Oh – and of course, if the consumer stills owe the supplier any money up to and including the period that the contract was terminated – that still needs to be paid, so don’t be thinking that you can just cancel the contract because you are behind in your payments – you will still be liable for those.

That said, if the consumer did not receive discounts or goods or services that the supplier can claim for, the supplier would be hard-pressed to find ‘reasonable’ cause to implement the penalty. I like Roy’s example of this so I am going to use it (thank you, Roy). If you have signed up for two years worth of dance lessons, you are paid up to date and you did not receive any discounts and you cancel the contract 18 months into the deal, the supplier, in this case, would find it very difficult to substantiate a reasonable penalty for early cancellation.

Sure a ‘rolling’ type contract would continue and not come to a dead halt.

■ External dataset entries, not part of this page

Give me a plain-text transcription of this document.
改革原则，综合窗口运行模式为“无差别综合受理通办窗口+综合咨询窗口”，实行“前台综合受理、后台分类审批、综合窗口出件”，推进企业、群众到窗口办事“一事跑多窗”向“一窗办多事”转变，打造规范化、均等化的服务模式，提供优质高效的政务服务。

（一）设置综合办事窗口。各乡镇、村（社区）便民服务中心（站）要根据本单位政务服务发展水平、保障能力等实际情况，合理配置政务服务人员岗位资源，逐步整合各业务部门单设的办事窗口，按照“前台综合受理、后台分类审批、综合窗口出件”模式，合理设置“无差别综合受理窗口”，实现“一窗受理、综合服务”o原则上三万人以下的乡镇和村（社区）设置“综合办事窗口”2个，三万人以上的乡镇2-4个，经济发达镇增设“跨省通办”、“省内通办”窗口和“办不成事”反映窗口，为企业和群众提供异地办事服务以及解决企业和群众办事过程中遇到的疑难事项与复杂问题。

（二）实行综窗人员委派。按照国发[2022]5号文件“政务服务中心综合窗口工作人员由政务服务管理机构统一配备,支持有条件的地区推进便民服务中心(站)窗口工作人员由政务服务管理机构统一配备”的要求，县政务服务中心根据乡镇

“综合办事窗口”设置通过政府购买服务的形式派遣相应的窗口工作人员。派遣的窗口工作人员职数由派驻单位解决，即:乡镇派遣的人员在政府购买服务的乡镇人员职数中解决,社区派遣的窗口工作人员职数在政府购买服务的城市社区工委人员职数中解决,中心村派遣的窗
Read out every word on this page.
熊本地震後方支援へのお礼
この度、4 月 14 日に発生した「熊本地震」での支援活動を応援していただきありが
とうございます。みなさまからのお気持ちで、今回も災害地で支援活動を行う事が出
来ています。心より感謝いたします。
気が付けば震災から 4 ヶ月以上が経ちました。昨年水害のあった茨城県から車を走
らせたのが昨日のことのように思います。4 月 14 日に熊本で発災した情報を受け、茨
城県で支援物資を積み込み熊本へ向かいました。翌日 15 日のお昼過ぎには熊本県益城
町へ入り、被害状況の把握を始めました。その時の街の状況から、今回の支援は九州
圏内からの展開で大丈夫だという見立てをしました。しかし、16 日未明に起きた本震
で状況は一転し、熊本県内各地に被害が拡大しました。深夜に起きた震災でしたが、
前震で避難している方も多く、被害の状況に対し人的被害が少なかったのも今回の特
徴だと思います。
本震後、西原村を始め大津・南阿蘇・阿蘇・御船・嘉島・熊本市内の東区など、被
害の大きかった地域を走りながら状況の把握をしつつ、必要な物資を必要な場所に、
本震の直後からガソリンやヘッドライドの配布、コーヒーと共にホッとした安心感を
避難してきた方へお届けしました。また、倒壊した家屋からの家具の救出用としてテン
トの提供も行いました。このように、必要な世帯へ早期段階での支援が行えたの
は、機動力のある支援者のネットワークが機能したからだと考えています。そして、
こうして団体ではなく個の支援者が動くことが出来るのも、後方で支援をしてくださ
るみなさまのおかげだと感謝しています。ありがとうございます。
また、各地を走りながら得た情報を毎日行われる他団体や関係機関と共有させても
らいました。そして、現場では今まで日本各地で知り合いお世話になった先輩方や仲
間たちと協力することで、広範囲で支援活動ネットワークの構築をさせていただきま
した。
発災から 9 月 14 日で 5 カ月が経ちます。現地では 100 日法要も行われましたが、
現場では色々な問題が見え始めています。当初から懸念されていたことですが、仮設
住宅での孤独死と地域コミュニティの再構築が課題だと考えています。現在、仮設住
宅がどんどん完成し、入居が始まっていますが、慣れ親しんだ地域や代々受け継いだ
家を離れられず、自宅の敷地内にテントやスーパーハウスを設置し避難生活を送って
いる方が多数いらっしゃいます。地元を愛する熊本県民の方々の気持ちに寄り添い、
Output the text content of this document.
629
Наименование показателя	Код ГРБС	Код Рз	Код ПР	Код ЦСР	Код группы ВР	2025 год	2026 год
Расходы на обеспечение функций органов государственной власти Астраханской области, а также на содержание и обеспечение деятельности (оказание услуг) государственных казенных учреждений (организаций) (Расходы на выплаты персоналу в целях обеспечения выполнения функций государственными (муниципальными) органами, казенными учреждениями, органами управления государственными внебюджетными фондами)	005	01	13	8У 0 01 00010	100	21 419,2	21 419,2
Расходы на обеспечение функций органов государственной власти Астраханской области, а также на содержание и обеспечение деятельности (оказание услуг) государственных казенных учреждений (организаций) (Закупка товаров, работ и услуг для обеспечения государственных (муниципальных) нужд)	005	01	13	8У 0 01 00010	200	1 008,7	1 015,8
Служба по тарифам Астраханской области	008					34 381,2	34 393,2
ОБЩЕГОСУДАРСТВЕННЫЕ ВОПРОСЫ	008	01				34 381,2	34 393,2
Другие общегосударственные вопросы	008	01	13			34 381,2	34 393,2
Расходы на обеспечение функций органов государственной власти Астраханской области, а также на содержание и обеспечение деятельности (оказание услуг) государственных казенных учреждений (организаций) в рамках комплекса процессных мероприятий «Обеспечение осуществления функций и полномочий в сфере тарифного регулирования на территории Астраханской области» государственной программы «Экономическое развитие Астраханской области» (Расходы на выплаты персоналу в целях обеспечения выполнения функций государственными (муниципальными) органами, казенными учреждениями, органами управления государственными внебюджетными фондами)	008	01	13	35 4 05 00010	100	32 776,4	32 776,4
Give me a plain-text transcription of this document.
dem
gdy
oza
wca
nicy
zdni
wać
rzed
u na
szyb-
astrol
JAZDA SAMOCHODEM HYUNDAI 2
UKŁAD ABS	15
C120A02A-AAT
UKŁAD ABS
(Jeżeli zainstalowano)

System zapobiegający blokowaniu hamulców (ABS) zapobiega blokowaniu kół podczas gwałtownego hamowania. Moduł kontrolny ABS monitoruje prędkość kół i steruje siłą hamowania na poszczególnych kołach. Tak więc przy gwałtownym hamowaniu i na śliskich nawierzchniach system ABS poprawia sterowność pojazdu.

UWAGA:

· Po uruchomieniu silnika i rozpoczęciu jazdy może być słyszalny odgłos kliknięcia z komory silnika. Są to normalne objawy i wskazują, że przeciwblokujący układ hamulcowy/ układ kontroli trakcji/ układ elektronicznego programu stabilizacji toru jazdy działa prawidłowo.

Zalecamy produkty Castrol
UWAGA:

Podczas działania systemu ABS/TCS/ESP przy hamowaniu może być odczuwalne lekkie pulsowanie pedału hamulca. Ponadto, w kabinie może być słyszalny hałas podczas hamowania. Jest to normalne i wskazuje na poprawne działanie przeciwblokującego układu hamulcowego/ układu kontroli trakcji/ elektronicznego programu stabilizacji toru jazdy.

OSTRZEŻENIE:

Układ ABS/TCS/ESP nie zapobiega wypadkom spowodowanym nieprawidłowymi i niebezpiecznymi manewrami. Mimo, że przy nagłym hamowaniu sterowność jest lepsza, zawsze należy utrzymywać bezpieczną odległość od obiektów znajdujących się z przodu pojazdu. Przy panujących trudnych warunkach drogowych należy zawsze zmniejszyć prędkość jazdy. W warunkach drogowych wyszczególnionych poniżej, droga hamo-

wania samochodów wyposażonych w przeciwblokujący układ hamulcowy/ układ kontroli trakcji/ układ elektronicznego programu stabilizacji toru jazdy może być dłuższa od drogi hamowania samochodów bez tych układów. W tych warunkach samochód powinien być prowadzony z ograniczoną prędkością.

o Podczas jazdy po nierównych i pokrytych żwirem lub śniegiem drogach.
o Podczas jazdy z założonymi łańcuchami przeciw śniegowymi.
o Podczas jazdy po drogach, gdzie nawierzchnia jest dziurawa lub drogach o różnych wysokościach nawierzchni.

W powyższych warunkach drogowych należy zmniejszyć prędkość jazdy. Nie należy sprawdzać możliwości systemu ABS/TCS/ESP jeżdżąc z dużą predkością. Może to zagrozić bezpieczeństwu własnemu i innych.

That would not be good at all if you say had that kind of contract with your internet provider and then suddenly one Sunday morning, you have no internet coverage because your contract expired on Saturday night at midnight. From what I understand, these types of contracts “would automatically continue on a month to month basis, unless the consumer expressly directs the supplier to cancel the agreement on the expiry date or agrees to a renewal of the agreement for a further fixed term” writes Roy. In the event that a contract carries this clause, the supplier would have to notify the customer about the contract that is about to expire.

The customer would need to be notified, of this during a period of between 40 and 80 business days prior to the existing contract’s expiry date and any changes to the contract should also be notified at that time. If the notification does not take place the contract would automatically be renewed but would continue on a month-to-month basis. Obviously, once the contract is in the ‘month-by-month’ category, either the customer or the supplier would be able to terminate the contract by giving a month’s notice.

The bottom line, of course, is that it is up to the consumer to READ the contract before signing it. Sure it is up to the supplier to be transparent and upfront with what their expectations are, but consumers also need to take responsibility for their actions. In conclusion – don’t sign anything that you haven’t read and that you don’t fully understand.